In a talk at the Gospel Coalition conference in April, Harris recounted the story of a woman who wanted to have “herself, Jesus and a mountain stream” at her baptism. Another person he talked to said they were going to Israel to be baptized in the Jordan River. Harris said such approaches to baptism reveal a fundamental misunderstanding about the role of the local church in one’s life.

“Okay, I understand wanting to be baptized in the Jordan River: that is cool, that is a pretty neat thing,” he said. “But I would love for people to be in a place to say, ‘You know what, unless my church is there, I want to be baptized in the fake tank (in my church) because baptism is not just about me, it is about us.

“This is about what God is doing in us. God used the people in this church to save me and I want, because I am called to this community, I want unbelievers there, I want them to hear me testify to what Jesus has done.”

Harris lists several biblical reasons for leaving a church, including moral failing or doctrinal infidelity allowed or upheld by the church leadership, but says apart from such situations, people should stick with the body. Harris said it can be valid to switch churches because of a difference in ministry vision or theological emphasis, but warned that they are many dangers in such situations.

“It would be important first of all to evaluate the pattern of your own life,” he said. “If you say, ‘I’m thinking I should do this’ ask, ‘Have I ever done this before?’ If you say, ‘Oh, yeah: eight times in the past two years,’ then you might need to stop and say, ‘Do you realize there is a pattern here, that you are always seeing something better?’

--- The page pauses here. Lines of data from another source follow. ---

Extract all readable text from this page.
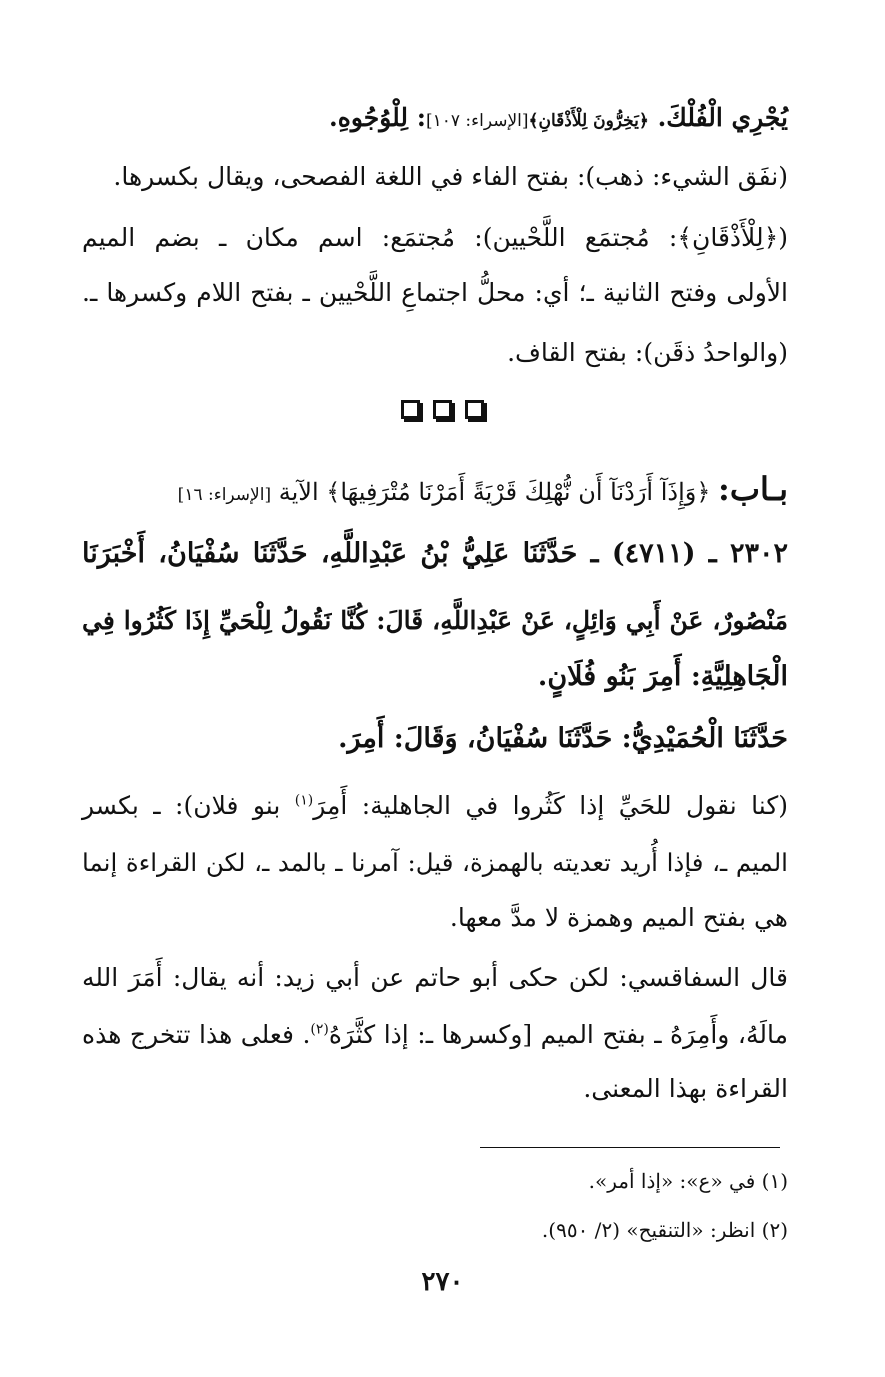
يُجْرِي الْفُلْكَ. ﴿يَخِرُّونَ لِلْأَذْقَانِ﴾[الإسراء: ١٠٧]: لِلْوُجُوهِ.
(نفَق الشيء: ذهب): بفتح الفاء في اللغة الفصحى، ويقال بكسرها.
(﴿لِلْأَذْقَانِ﴾: مُجتمَع اللَّحْيين): مُجتمَع: اسم مكان ـ بضم الميم
الأولى وفتح الثانية ـ؛ أي: محلُّ اجتماعِ اللَّحْيين ـ بفتح اللام وكسرها ـ.
(والواحدُ ذقَن): بفتح القاف.
بـاب: ﴿وَإِذَآ أَرَدْنَآ أَن نُّهْلِكَ قَرْيَةً أَمَرْنَا مُتْرَفِيهَا﴾ الآية [الإسراء: ١٦]
٢٣٠٢ ـ (٤٧١١) ـ حَدَّثَنَا عَلِيُّ بْنُ عَبْدِاللَّهِ، حَدَّثَنَا سُفْيَانُ، أَخْبَرَنَا
مَنْصُورٌ، عَنْ أَبِي وَائِلٍ، عَنْ عَبْدِاللَّهِ، قَالَ: كُنَّا نَقُولُ لِلْحَيِّ إِذَا كَثُرُوا فِي
الْجَاهِلِيَّةِ: أَمِرَ بَنُو فُلَانٍ.
حَدَّثَنَا الْحُمَيْدِيُّ: حَدَّثَنَا سُفْيَانُ، وَقَالَ: أَمِرَ.
(كنا نقول للحَيِّ إذا كَثُروا في الجاهلية: أَمِرَ$^{(١)}$ بنو فلان): ـ بكسر
الميم ـ، فإذا أُريد تعديته بالهمزة، قيل: آمرنا ـ بالمد ـ، لكن القراءة إنما
هي بفتح الميم وهمزة لا مدَّ معها.
قال السفاقسي: لكن حكى أبو حاتم عن أبي زيد: أنه يقال: أَمَرَ الله
مالَهُ، وأَمِرَهُ ـ بفتح الميم [وكسرها ـ: إذا كثَّرَهُ$^{(٢)}$. فعلى هذا تتخرج هذه
القراءة بهذا المعنى.
(١) في «ع»: «إذا أمر».
(٢) انظر: «التنقيح» (٢/ ٩٥٠).
٢٧٠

“Another question I would ask is have you humbly communicated some of (your concerns or reasons for leaving) to the church leaders? That is hard to do. It is easier to criticize than it is to say, ‘I respect you, I love this church, but I want to share ways in which I think that we could grow. And I want to be open to evaluation. Maybe I am not seeing something clearly.’ You want to leave in a way that preserves the unity of that local church and doesn’t create any ill will.

“So just really ask some tough questions and make sure you are leaving for the right reasons.”

Harris said he is tremendously honored to serve as pastor of Covenant Life.

“I still just wake up and think, ‘I can’t believe I am serving in this way,'” he said. “I get to serve with a team of men who I so respect; they are my dear friends. It’s a role of service and I am not going to have it forever. Lord willing, I will be able to pass it on faithfully to someone else.”

Harris is also the author of “Boy Meets Girl: Say Hello to Courtship” and “Sex Is Not the Problem (Lust Is): Sexual Purity in a Lust-Saturated World.” His newest book, “Dug Down Deep: Unearthing What I Believe and Why it Matters?” is due in January 2010.